MICROBIOLOGICAL PROFILE OF CHRONIC ULCERS OF THE LOWER LIMB: A PROSPECTIVE OBSERVATIONAL COHORT STUDY
Article first published online: 3 AUG 2006
ANZ Journal of Surgery
Volume 76, Issue 8, pages 688–692, August 2006
How to Cite
Lim, T., Mwipatayi, B., Murray, R., Sieunarine, K., Abbas, M. and Angel, D. (2006), MICROBIOLOGICAL PROFILE OF CHRONIC ULCERS OF THE LOWER LIMB: A PROSPECTIVE OBSERVATIONAL COHORT STUDY. ANZ Journal of Surgery, 76: 688–692. doi: 10.1111/j.1445-2197.2006.03832.x
- Issue published online: 3 AUG 2006
- Article first published online: 3 AUG 2006
- Accepted for publication 19 February 2006.
- leg ulcers;
Background: The aim of the study was to determine the microbiological profile of chronic lower-limb ulcers in a tertiary outpatient setting.
Methods: A prospective observational cohort study of 39 patients with lower-limb ulcers of more than 1 month duration, presenting to the leg ulcer clinic. Superficial swab and punch biopsy samples were taken from each ulcer.
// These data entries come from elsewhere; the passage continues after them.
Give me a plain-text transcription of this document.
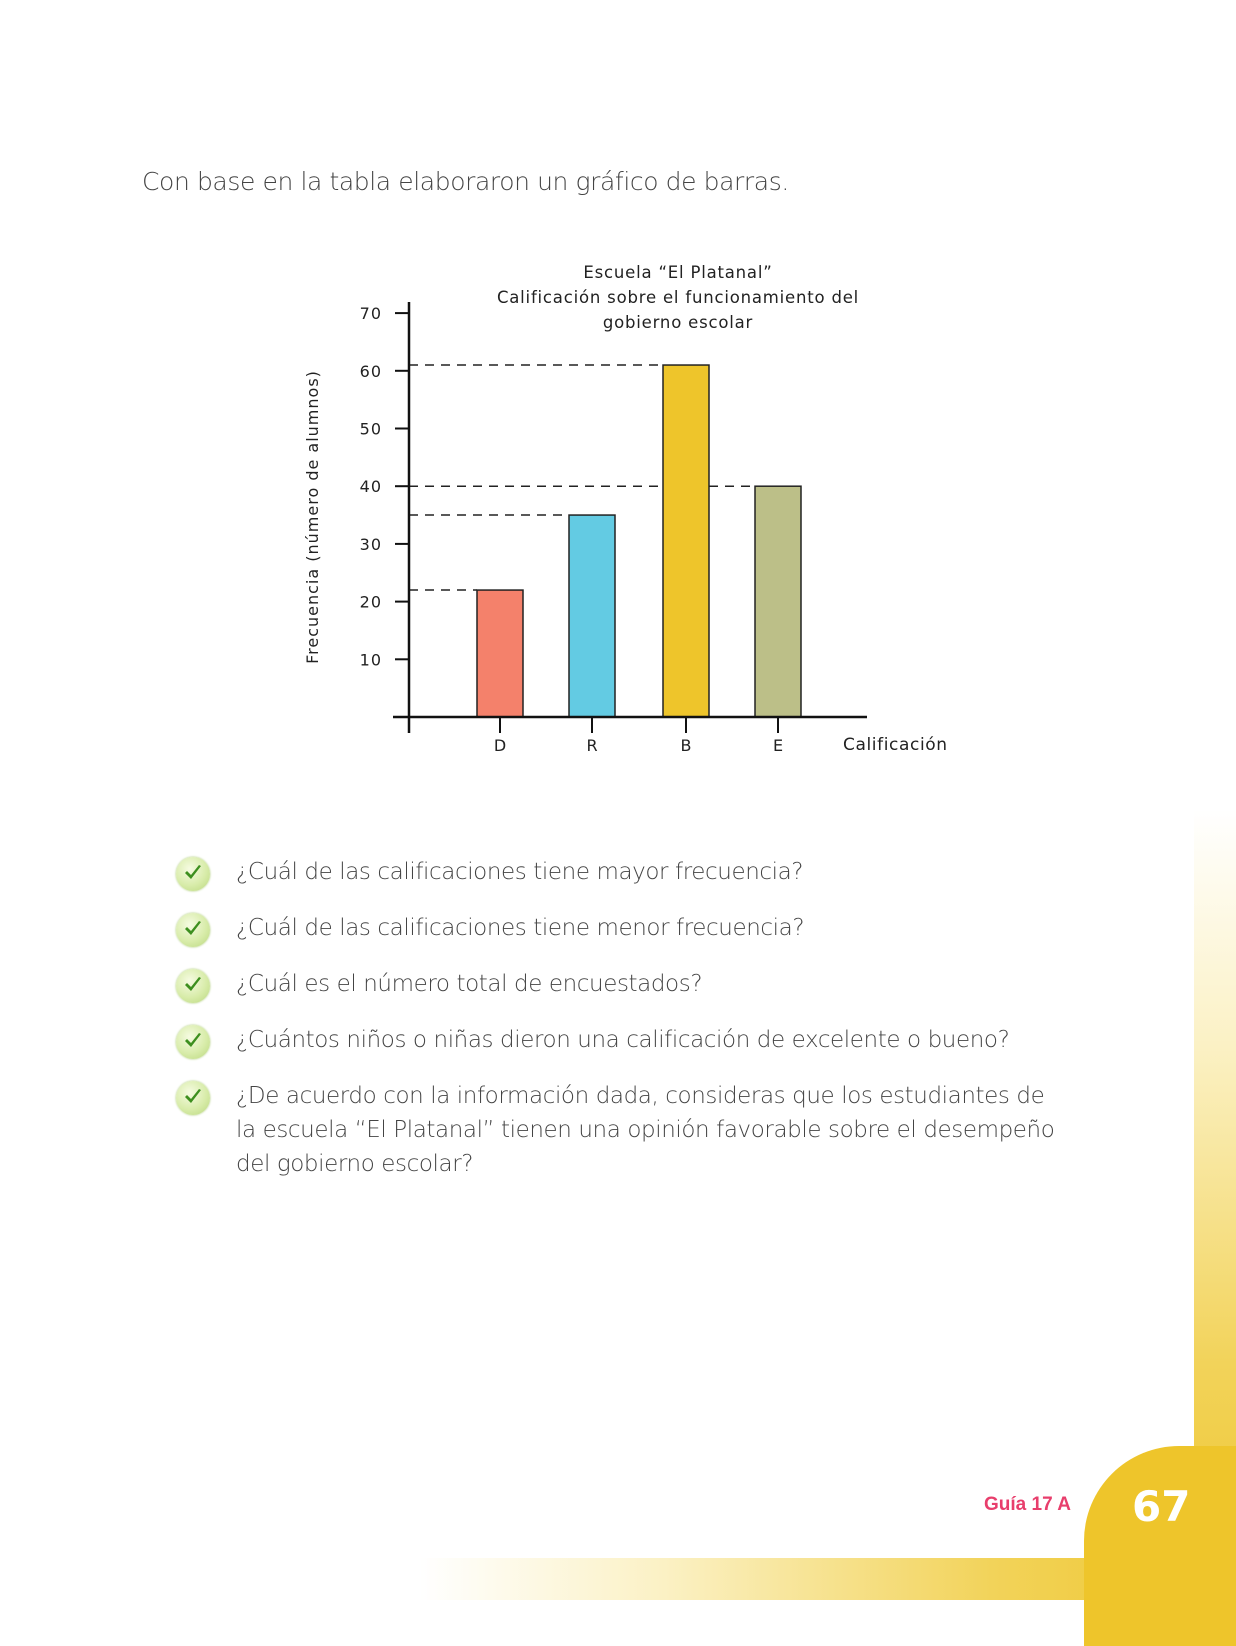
Con base en la tabla elaboraron un gráfico de barras.
Escuela “El Platanal”
Calificación sobre el funcionamiento del
gobierno escolar
10
20
30
40
50
60
70
D	R	B	E
Frecuencia (número de alumnos)
Calificación
¿Cuál de las calificaciones tiene mayor frecuencia?
¿Cuál de las calificaciones tiene menor frecuencia?
¿Cuál es el número total de encuestados?
¿Cuántos niños o niñas dieron una calificación de excelente o bueno?
¿De acuerdo con la información dada, consideras que los estudiantes de la escuela “El Platanal” tienen una opinión favorable sobre el desempeño del gobierno escolar?
Guía 17 A 67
Results: Mean age was 68.7 years. Venous ulcers were most common (51%) followed by arterial ulcers (13%), ulcers inpeople with diabetes having arterial disease (13%), unspecified ulcers (13%) and ulcers in people with diabetes (10%). The most common organisms were Staphylococcus aureus (38–44%) followed by Pseudomonas aeruginosa (26–28%). Biopsy and swab results were concordant in 18 (46%), had at least one organism in common in 10 (26%) and had no concordance in 11 (28%). Histological analysis did not show any cases of malignancy. Ulcer area was significantly lower after 2 months of treatment (P = 0.047). Venous ulcers had the best outcome at 2 months, whereas people with diabetes with arterial disease fared poorly.
Conclusion: The microbiological profile of chronic leg ulcers has application to general treatment principles as well in guiding the necessity and choice of antibiotic therapy. Concordance between swab and biopsy results was poor; we recommend biopsy in the tertiary setting.